Pacte financier État – collectivités : le Département refuse la mise sous-tutelle d’un État aux tendances recentralisatrices
Publié le lundi 2 juillet 2018
Jeudi, en séance du Conseil départemental et à deux jours de la date butoir fixée par le gouvernement, j’ai proposé à notre Assemblée de nous prononcer collectivement et officiellement contre le principe de contractualisation financière souhaité par le gouvernement. J’ai profité de la présence du préfet, qui venait nous présenter le rapport d’activité des services de l’État dans le Département, pour lui faire part de mon sentiment sur ce qu’il faut considérer comme une volonté de l’État de soumettre les collectivités par un système de chantage inacceptable.
Il est parfois compliqué de parler finances des collectivités territoriales. Si le sujet est technique, les conséquences pour le territoire et ses habitant.e.s n’en sont pas moins concrètes et tangibles.
Les 322 collectivités territoriales « les plus importantes », dont la Seine-Saint-Denis, devaient en effet se prononcer avant samedi dernier en faveur ou contre le principe de limitation d’augmentation de ces dépenses à 1,2 % par an, et je souhaitais vous dire quelques mots à ce sujet.
Commençons par un peu d’étymologie. Parler de « contrat », comme le fait le gouvernement dans cette situation, est en vérité un abus de langage. Ce terme suppose en effet la rencontre de deux volontés partagées, ainsi qu’une réciprocité des engagements. Tout le contraire de ce qu’il se passe ici.
Car, ce faisant, le gouvernement piétine le principe d’autonomie budgétaire, qui découle lui-même du principe de libre-administration des collectivités territoires, gravé dans le marbre de la Constitution de la Vème République. Dans une démarche aux forts accents recentralisateurs, il veut mettre sous tutelle des collectivités déjà largement contraintes dans leur action par la baisse continue des dotations de ces dernières années.
Cette attitude donneuse de leçons est par ailleurs insupportable, car nous n’avons pas attendu ce gouvernement pour faire des efforts en matière de gestion, que nous continuons à poursuivre. 1,1 %, c’est le taux d’évolution des dépenses de fonctionnement incombant uniquement à notre collectivité depuis une dizaine d’années. Un taux inférieur, donc, au 1,2% que l’État veut nous imposer.

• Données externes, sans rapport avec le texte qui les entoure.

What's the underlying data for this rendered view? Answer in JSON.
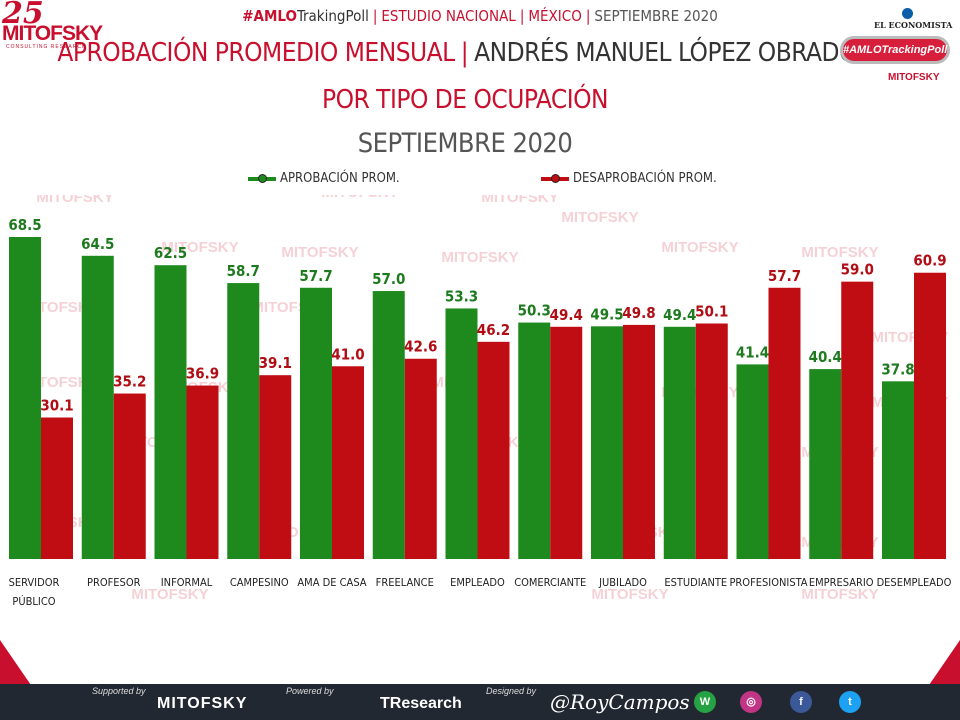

Celui-ci semble oublier qu’en 2017, ce sont 275 millions d’euros que nous avons assumés à sa place. Tout comme il « oublie » que la Seine-Saint-Denis est le Département le plus jeune et le plus pauvre de France métropolitaine, et que le taux d’évolution des dépenses devrait donc être en phase avec ces réalités.

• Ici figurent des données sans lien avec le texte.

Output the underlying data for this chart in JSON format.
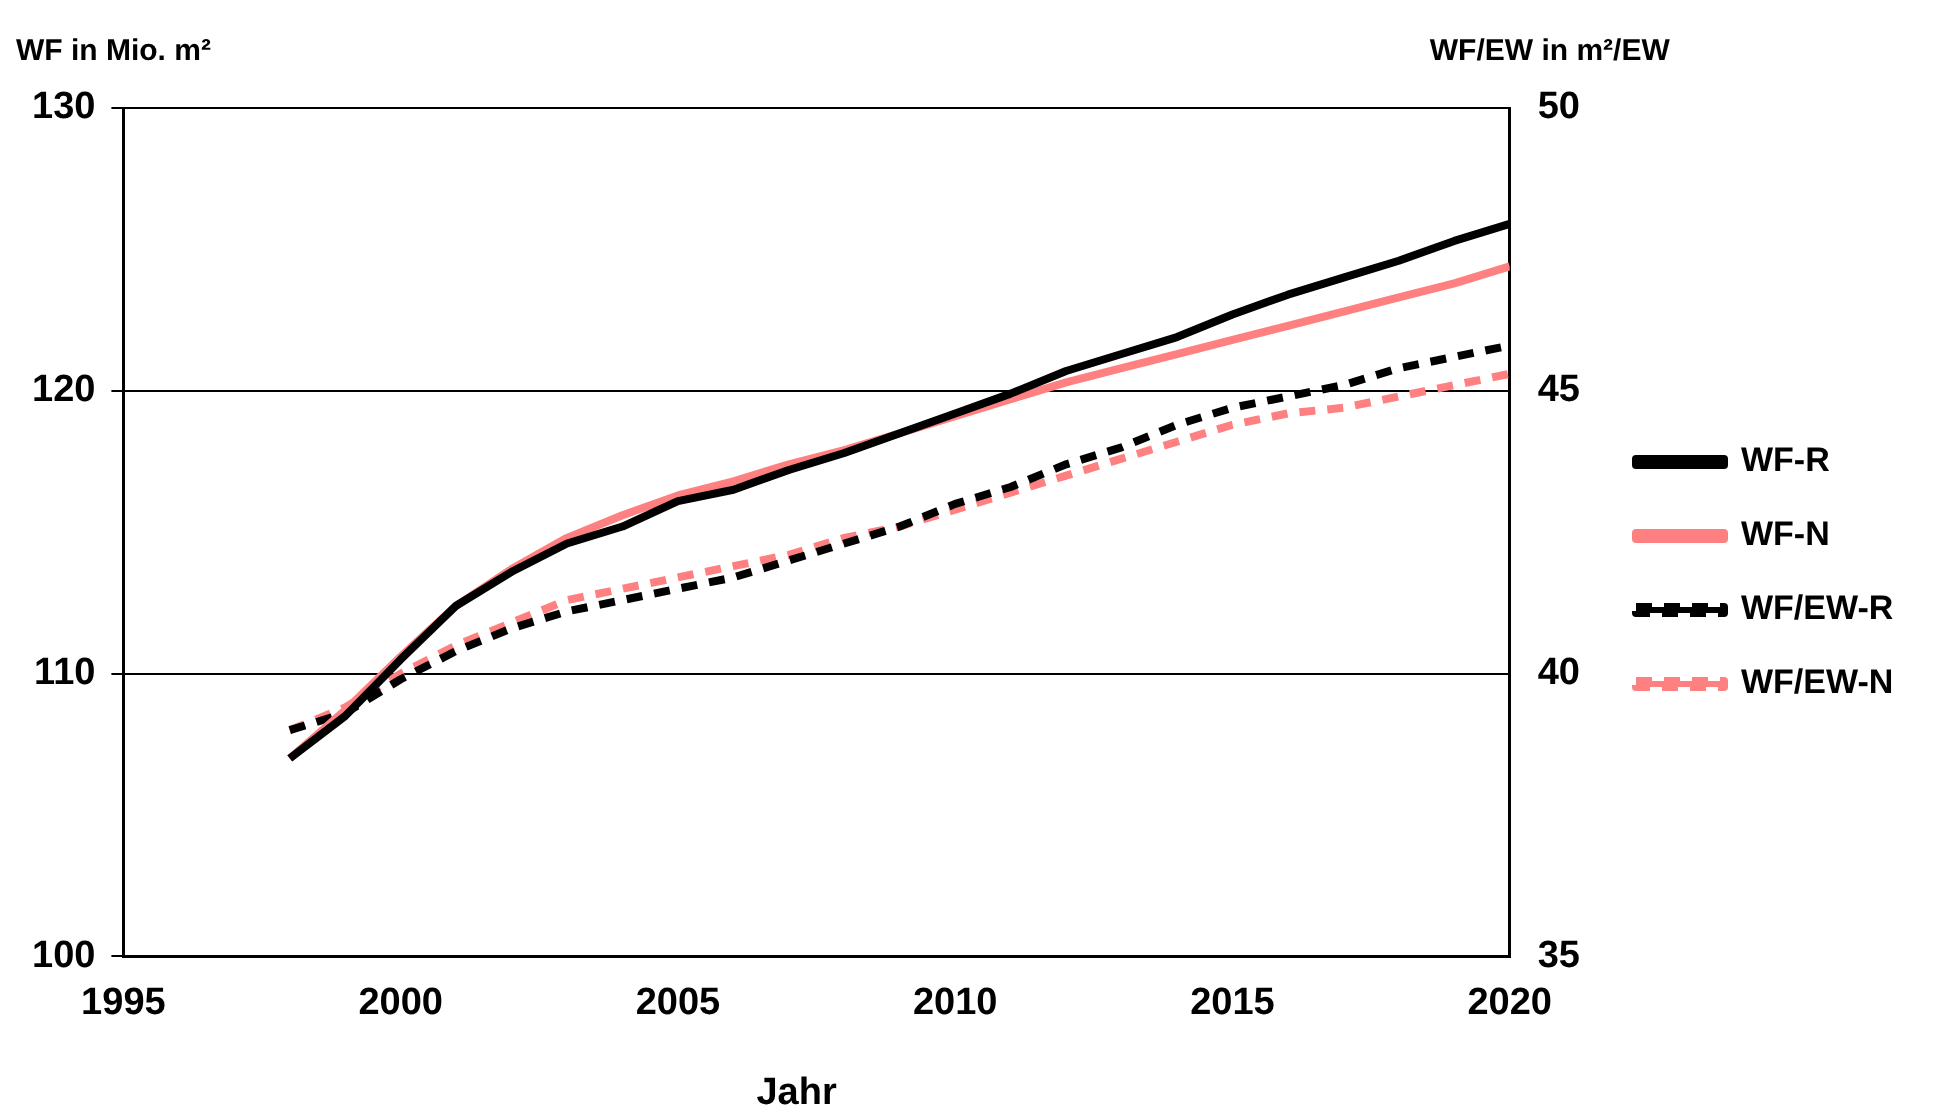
{
  "chart_data": {
    "type": "line",
    "xlabel": "Jahr",
    "ylabel": "WF in Mio. m²",
    "y2label": "WF/EW in m²/EW",
    "x": [
      1998,
      1999,
      2000,
      2001,
      2002,
      2003,
      2004,
      2005,
      2006,
      2007,
      2008,
      2009,
      2010,
      2011,
      2012,
      2013,
      2014,
      2015,
      2016,
      2017,
      2018,
      2019,
      2020
    ],
    "series": [
      {
        "name": "WF-R",
        "color": "#000000",
        "line_style": "solid",
        "values": [
          107.0,
          108.5,
          110.5,
          112.4,
          113.6,
          114.6,
          115.2,
          116.1,
          116.5,
          117.2,
          117.8,
          118.5,
          119.2,
          119.9,
          120.7,
          121.3,
          121.9,
          122.7,
          123.4,
          124.0,
          124.6,
          125.3,
          125.9
        ]
      },
      {
        "name": "WF-N",
        "color": "#ff8080",
        "line_style": "solid",
        "values": [
          107.0,
          108.7,
          110.6,
          112.4,
          113.7,
          114.8,
          115.6,
          116.3,
          116.8,
          117.4,
          117.9,
          118.5,
          119.1,
          119.7,
          120.3,
          120.8,
          121.3,
          121.8,
          122.3,
          122.8,
          123.3,
          123.8,
          124.4
        ]
      },
      {
        "name": "WF/EW-R",
        "color": "#000000",
        "line_style": "dashed",
        "axis": "y2",
        "values": [
          39.0,
          39.3,
          39.9,
          40.4,
          40.8,
          41.1,
          41.3,
          41.5,
          41.7,
          42.0,
          42.3,
          42.6,
          43.0,
          43.3,
          43.7,
          44.0,
          44.4,
          44.7,
          44.9,
          45.1,
          45.4,
          45.6,
          45.8
        ]
      },
      {
        "name": "WF/EW-N",
        "color": "#ff8080",
        "line_style": "dashed",
        "axis": "y2",
        "values": [
          39.0,
          39.4,
          40.0,
          40.5,
          40.9,
          41.3,
          41.5,
          41.7,
          41.9,
          42.1,
          42.4,
          42.6,
          42.9,
          43.2,
          43.5,
          43.8,
          44.1,
          44.4,
          44.6,
          44.7,
          44.9,
          45.1,
          45.3
        ]
      }
    ],
    "xlim": [
      1995,
      2020
    ],
    "xticks": [
      1995,
      2000,
      2005,
      2010,
      2015,
      2020
    ],
    "ylim": [
      100,
      130
    ],
    "yticks": [
      100,
      110,
      120,
      130
    ],
    "y2lim": [
      35,
      50
    ],
    "y2ticks": [
      35,
      40,
      45,
      50
    ],
    "grid": "y",
    "legend": "right",
    "marker": "none"
  }
}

Le gouvernement ne peut pas demander aux collectivités de payer à sa place et ensuite leur reprocher de dépenser trop. Plutôt que de jouer le rôle du « père la morale » auprès de collectivités rendues exsangues par les baisses successives de dotations, mais qui continuent tant bien que mal à agir pour leur territoire, l’État ferait mieux de remplir – enfin ! – celui de garant de l’égalité territoriale.
Car il y a encore beaucoup à faire. C’est ce dont a témoigné le rapport Borloo, suivi de près par les conclusions de de la mission parlementaire Kokouendo / Cornut-Gentille. En Seine-Saint-Denis, dans quasiment tous les domaines, c’est la République en échec que l’on constate. Nous avons seulement 9,4 % d’officiers de police judiciaire au sein des forces de l’ordre, contre 16,9 % à Paris, alors que nous avons le taux de criminalité le plus fort de l’Hexagone. Alors que nous avons 27 000 naissances par an, notre taux de couverture en termes de crèches est très inférieur à la moyenne nationale.

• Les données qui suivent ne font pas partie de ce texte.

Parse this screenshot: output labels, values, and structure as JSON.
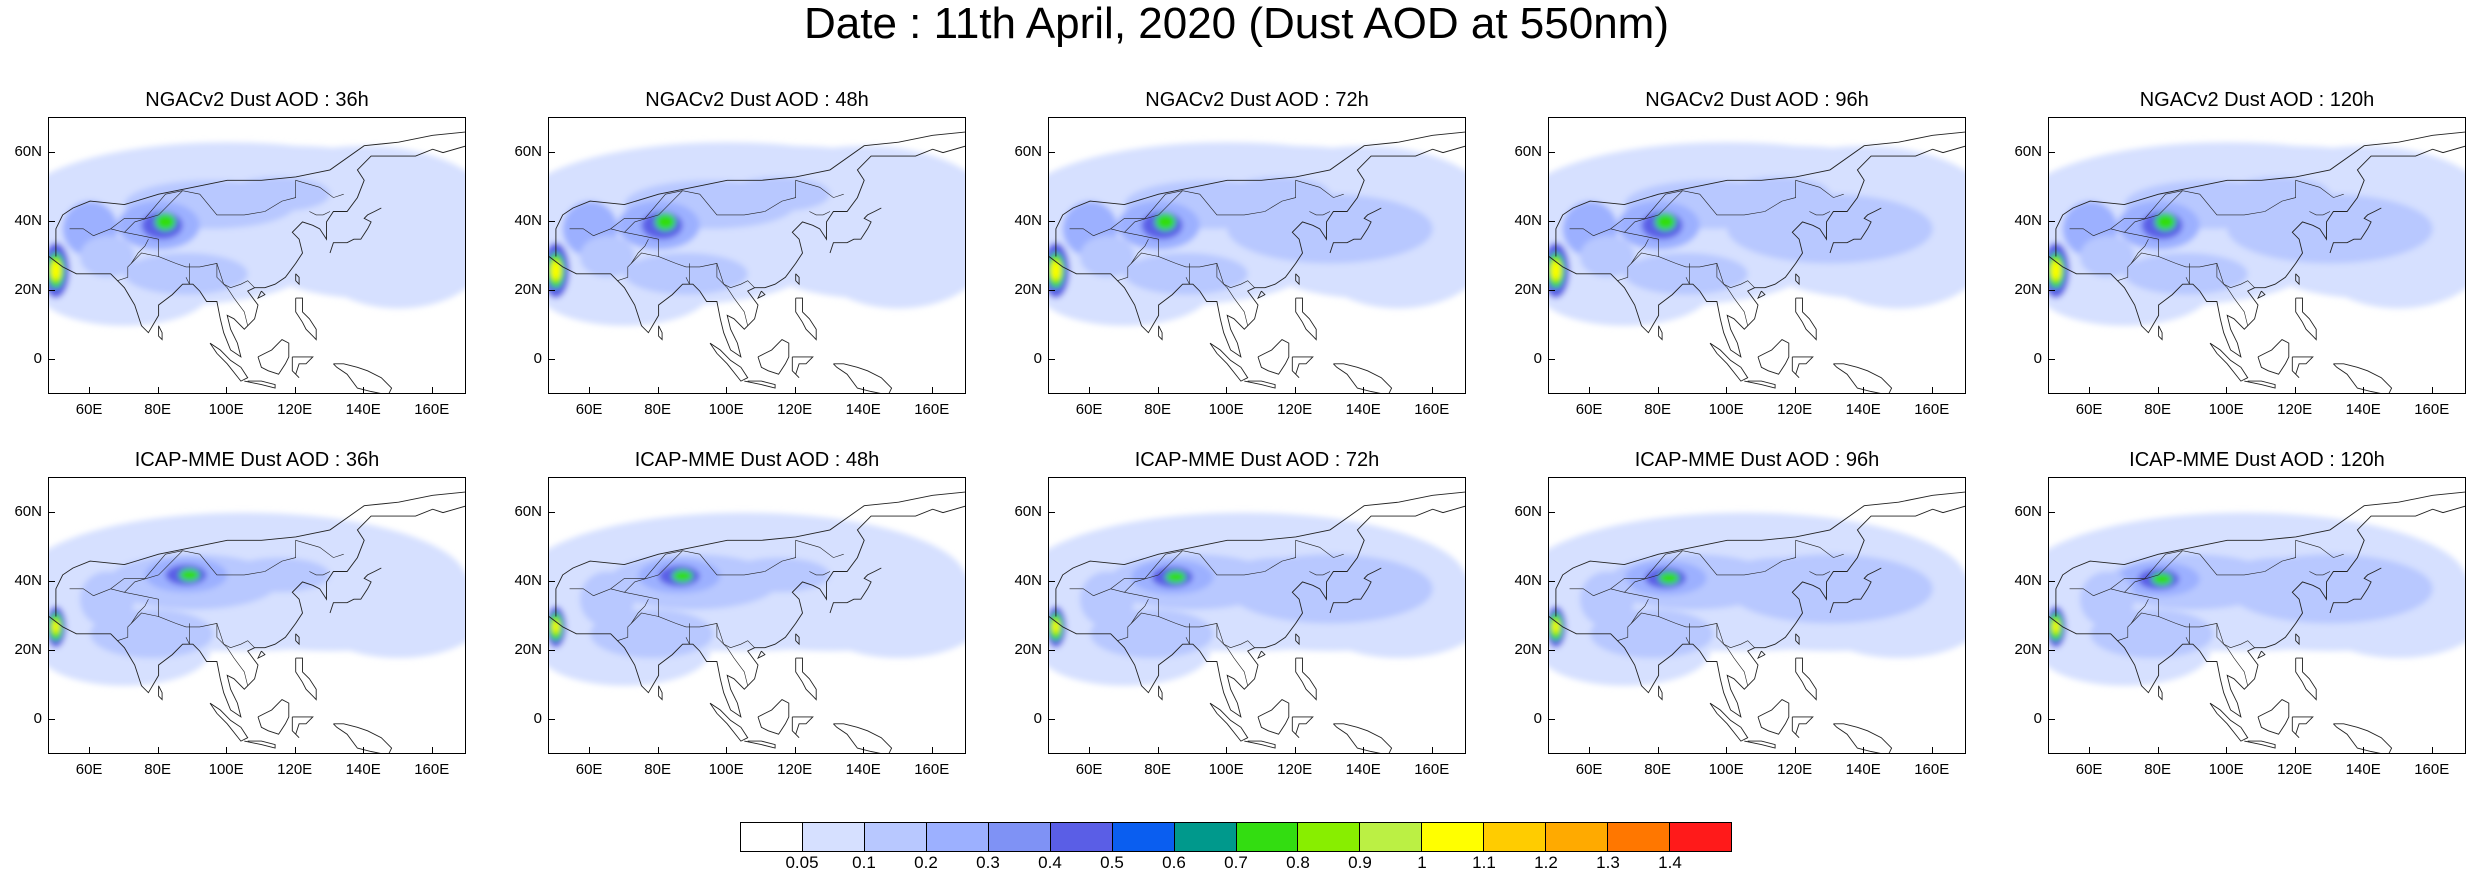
{
  "title": "Date : 11th April, 2020 (Dust AOD at 550nm)",
  "axis": {
    "x_ticks": [
      "60E",
      "80E",
      "100E",
      "120E",
      "140E",
      "160E"
    ],
    "x_values": [
      60,
      80,
      100,
      120,
      140,
      160
    ],
    "y_ticks": [
      "60N",
      "40N",
      "20N",
      "0"
    ],
    "y_values": [
      60,
      40,
      20,
      0
    ],
    "lon_range": [
      48,
      170
    ],
    "lat_range": [
      -10,
      70
    ]
  },
  "panels": [
    {
      "title": "NGACv2 Dust AOD : 36h",
      "model": "NGACv2",
      "lead": "36h"
    },
    {
      "title": "NGACv2 Dust AOD : 48h",
      "model": "NGACv2",
      "lead": "48h"
    },
    {
      "title": "NGACv2 Dust AOD : 72h",
      "model": "NGACv2",
      "lead": "72h"
    },
    {
      "title": "NGACv2 Dust AOD : 96h",
      "model": "NGACv2",
      "lead": "96h"
    },
    {
      "title": "NGACv2 Dust AOD : 120h",
      "model": "NGACv2",
      "lead": "120h"
    },
    {
      "title": "ICAP-MME Dust AOD : 36h",
      "model": "ICAP-MME",
      "lead": "36h"
    },
    {
      "title": "ICAP-MME Dust AOD : 48h",
      "model": "ICAP-MME",
      "lead": "48h"
    },
    {
      "title": "ICAP-MME Dust AOD : 72h",
      "model": "ICAP-MME",
      "lead": "72h"
    },
    {
      "title": "ICAP-MME Dust AOD : 96h",
      "model": "ICAP-MME",
      "lead": "96h"
    },
    {
      "title": "ICAP-MME Dust AOD : 120h",
      "model": "ICAP-MME",
      "lead": "120h"
    }
  ],
  "colorbar": {
    "labels": [
      "0.05",
      "0.1",
      "0.2",
      "0.3",
      "0.4",
      "0.5",
      "0.6",
      "0.7",
      "0.8",
      "0.9",
      "1",
      "1.1",
      "1.2",
      "1.3",
      "1.4"
    ],
    "colors": [
      "#ffffff",
      "#d6e0ff",
      "#b8c8ff",
      "#9cb0ff",
      "#7f92f5",
      "#5a5ee6",
      "#0a5ef0",
      "#00998c",
      "#33dd11",
      "#88ee00",
      "#bbf044",
      "#ffff00",
      "#ffcc00",
      "#ffaa00",
      "#ff7700",
      "#ff1a1a"
    ]
  }
}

Et quelle a été la réponse gouvernementale aux besoins criants de la Seine-Saint-Denis ? Pour le moment aucune, si ce n’est ce « contrat » honni pour lequel on nous explique qu’aucun critère démographique, social et de bonne gestion ne puisse être appliqué à la Seine-Saint-Denis, afin de bénéficier d’un taux d’évolution des dépenses « bonifié », c’est-à-dire moins pénalisant.
Au vu de tous ces éléments, nous avons fait notre choix : celui de ne pas nous soumettre face à l’attitude recentralisatrice et antidémocratique de ce gouvernement, qui semble vouloir aller toujours plus loin dans le chantage vis-à-vis des collectivités territoriales. Pour toutes ces raisons, l’Assemblée départementale a voté à l’unanimité, et quelle que soit la couleur politique, contre ce « pacte financier ».